Thinking the model “just figures out word order” because it is trained on text. It does not. Without an explicit position signal, the model genuinely cannot distinguish the cat sat on the mat from the mat sat on the cat. The position embedding is what makes word order a thing the model can see. Skip it and the model’s behavior degrades to bag-of-words level for any task where order matters.

Confusing “position embedding” with “token embedding.” Token embeddings encode what the token is (the meaning of cat versus dog). Position embeddings encode where the token sits (position 3 versus position 7). Both are vectors, both get added together, but they encode completely different information.
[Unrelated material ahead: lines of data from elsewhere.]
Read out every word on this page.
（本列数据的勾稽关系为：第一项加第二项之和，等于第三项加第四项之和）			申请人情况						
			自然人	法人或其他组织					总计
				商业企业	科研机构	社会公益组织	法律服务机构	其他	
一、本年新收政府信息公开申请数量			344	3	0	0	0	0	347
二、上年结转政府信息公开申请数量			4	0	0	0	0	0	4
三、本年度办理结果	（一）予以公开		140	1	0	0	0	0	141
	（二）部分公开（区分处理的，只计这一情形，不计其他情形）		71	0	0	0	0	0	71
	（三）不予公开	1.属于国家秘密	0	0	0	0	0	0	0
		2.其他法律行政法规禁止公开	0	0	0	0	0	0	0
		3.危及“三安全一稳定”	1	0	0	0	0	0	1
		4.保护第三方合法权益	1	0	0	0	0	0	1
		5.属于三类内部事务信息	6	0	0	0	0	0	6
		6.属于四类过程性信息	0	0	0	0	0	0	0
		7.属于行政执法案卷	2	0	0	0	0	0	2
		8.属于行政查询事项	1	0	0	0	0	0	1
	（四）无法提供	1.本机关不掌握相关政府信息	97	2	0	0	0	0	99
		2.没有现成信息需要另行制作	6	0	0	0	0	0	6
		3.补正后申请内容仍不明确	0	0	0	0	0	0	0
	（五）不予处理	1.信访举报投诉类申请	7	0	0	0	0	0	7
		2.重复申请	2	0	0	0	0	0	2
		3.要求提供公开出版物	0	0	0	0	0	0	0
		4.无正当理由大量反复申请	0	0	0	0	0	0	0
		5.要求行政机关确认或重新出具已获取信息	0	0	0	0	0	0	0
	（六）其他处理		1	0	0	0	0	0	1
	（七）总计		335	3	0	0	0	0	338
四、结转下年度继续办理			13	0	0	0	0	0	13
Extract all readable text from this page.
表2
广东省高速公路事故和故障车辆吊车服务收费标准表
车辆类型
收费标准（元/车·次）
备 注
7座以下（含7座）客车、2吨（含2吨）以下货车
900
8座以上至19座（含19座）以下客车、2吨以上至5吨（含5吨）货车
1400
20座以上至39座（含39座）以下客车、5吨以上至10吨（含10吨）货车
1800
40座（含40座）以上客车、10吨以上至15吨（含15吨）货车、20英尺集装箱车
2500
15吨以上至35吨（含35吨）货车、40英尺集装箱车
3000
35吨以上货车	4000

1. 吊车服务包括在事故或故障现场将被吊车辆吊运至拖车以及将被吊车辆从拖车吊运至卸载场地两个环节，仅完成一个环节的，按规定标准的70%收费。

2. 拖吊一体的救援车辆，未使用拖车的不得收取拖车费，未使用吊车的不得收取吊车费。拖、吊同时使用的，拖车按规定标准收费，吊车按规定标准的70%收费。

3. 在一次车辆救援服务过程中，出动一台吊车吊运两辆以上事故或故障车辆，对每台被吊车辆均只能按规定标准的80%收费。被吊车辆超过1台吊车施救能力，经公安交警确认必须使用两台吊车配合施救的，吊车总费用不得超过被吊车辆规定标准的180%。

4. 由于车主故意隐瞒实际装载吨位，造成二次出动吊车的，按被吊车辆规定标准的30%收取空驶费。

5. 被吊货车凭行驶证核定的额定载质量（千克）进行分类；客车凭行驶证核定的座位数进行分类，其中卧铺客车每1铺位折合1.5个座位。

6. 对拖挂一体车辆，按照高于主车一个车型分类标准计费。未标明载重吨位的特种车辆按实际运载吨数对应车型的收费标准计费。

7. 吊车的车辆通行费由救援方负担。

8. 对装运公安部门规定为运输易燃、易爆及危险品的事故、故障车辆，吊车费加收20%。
  • Transformers process all tokens in parallel and lose the implicit position signal that older recurrent models had for free. Position information has to be added explicitly.
  • The original transformer paper proposed two schemes: learned (one trainable vector per position) and sinusoidal (a fixed sin/cos formula per position and dimension). Both add the position vector to the token embedding before the first layer.
  • Sinusoidal won the original choice for two reasons. It extrapolates to positions not seen during training, and the dot product of two sinusoidal embeddings depends on the relative distance between them by construction.
  • The story is not over. The original answer is in the textbooks; modern LLMs use a different scheme called RoPE that injects position into the attention computation. You will see it in a Phase 2 lesson once attention has been taught.

Transformers in parallel lose word order.
The 2017 paper added a position vector to each token before the first layer.
Sinusoidal embeddings extend to any length and encode relative distance for free.